It’s True: I Am One Lazy So-and-So

J. Carson Black @ www.jcarsonblack.com

I admit it: I thought ebooks were a fad. In 2010 I had been beating my head against the wall for three or four years after my last book deal with a New York publisher. I couldn’t sell a book to save my life.

So my husband and I began putting up all the books we’d gotten the rights back to. I thought it wouldn’t work out. But I liked designing the covers with him.

And it didn’t work out. At least not at first. My best bud and fellow New York Times Bestselling author, Carol Davis Luce, was also putting up a book. We launched our first books on Amazon in the fall. And I promptly sold about one book a month for three or four months. One. Not a very good business model, right? Eventually, Carol and I started selling about seven books apiece. It was an arms race, sort of.

With very few arms.

Everything changed the following February. I was looking at my numbers and all of a sudden I had sold 300-plus books in the course of an hour! What was that all about?
Laura Cardinal Series by J. Carson Black
And it didn’t end there. My books started selling like hotcakes—if hotcakes were on the internet and were strapped to a rocket. By June I sold 10,000 books in the Laura Cardinal series. I got up to 300,000+ before I stopped counting. My friend Carol was doing just as well. It was the Wild West and we were like those homesteaders who put up stakes in rich bottom land and ran cattle on the range, ready to build a dynasty.

And it lasted a long time. I joined other authors in various promotions. And we all sold like flapjacks at a church breakfast.

But the thing was, for most of that wild and crazy time, I didn’t write at all. It was like watching the stock market.

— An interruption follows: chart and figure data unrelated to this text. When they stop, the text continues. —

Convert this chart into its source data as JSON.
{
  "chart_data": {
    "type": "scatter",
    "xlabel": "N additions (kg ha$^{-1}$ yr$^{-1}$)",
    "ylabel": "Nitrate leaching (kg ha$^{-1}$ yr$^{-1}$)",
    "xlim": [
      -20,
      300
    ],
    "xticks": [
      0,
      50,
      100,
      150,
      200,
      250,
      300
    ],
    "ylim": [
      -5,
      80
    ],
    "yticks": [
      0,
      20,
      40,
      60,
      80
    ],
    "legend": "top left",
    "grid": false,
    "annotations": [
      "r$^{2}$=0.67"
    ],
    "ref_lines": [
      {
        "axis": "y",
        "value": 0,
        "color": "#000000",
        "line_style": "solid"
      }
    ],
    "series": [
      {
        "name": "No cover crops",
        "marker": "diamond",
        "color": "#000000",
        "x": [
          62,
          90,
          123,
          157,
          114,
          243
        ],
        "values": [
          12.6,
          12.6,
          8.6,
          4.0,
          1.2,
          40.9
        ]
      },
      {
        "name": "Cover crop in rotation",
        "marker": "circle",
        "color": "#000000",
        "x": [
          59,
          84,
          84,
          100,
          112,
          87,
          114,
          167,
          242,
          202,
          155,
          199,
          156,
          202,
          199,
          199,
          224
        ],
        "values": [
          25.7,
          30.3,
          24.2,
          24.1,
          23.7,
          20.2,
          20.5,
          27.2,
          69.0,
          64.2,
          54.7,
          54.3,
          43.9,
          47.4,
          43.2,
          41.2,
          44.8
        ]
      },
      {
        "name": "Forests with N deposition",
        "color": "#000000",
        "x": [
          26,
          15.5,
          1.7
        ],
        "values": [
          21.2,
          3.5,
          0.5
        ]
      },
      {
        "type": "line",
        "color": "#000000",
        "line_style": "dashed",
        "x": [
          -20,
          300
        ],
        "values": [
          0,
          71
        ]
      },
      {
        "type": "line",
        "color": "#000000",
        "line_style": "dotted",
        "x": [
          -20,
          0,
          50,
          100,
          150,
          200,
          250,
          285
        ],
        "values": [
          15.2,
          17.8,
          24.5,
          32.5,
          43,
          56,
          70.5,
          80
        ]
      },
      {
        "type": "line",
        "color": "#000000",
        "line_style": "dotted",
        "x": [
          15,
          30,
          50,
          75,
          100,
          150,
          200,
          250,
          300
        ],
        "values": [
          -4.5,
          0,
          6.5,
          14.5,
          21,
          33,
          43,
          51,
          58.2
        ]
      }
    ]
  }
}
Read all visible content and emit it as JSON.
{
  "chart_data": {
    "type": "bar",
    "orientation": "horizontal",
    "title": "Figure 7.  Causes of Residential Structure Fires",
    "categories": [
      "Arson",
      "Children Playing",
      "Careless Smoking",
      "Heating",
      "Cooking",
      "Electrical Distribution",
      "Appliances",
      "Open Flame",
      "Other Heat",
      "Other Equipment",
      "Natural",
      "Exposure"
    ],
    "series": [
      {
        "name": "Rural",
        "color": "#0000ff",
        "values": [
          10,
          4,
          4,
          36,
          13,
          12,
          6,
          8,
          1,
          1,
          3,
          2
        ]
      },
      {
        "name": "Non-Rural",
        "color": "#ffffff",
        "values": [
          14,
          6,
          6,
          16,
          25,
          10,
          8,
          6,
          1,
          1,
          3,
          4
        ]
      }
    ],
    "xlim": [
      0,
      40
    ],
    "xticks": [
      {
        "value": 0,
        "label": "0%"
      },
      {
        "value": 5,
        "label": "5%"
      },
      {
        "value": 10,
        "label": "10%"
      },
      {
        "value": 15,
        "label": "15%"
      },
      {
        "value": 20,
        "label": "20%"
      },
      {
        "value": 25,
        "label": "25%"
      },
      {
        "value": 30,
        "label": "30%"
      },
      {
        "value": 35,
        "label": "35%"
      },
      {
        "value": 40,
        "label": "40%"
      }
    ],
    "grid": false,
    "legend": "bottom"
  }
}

I sat around eating cheese crisps for lunch, my face ten inches from the computer, hitting refresh on the browser, watching as my numbers went up and up and up.

I wasn’t an author anymore. I was an e-trader.

After a while (a good LONG while) the numbers started to fall off and it wasn’t as much fun anymore. Nobody likes to go downhill, and there was no way I could sustain those kinds of numbers.
The Shop by J. Carson Black
Then I sold The Shop in a two-book deal to Thomas & Mercer. But that meant I needed to write another book. It was a tough one to write, because I really missed sitting on my ass eating cheese crisps and watching my numbers. But finally I got into the story and wrote the best book I could. Icon was born.
Icon from NYT thriller author J. Carson Black
I look back on those days and think of it as a haze. As if I’d been swallowed down the rabbithole.

But I have to admit, those cheese crisps tasted darn good at the time.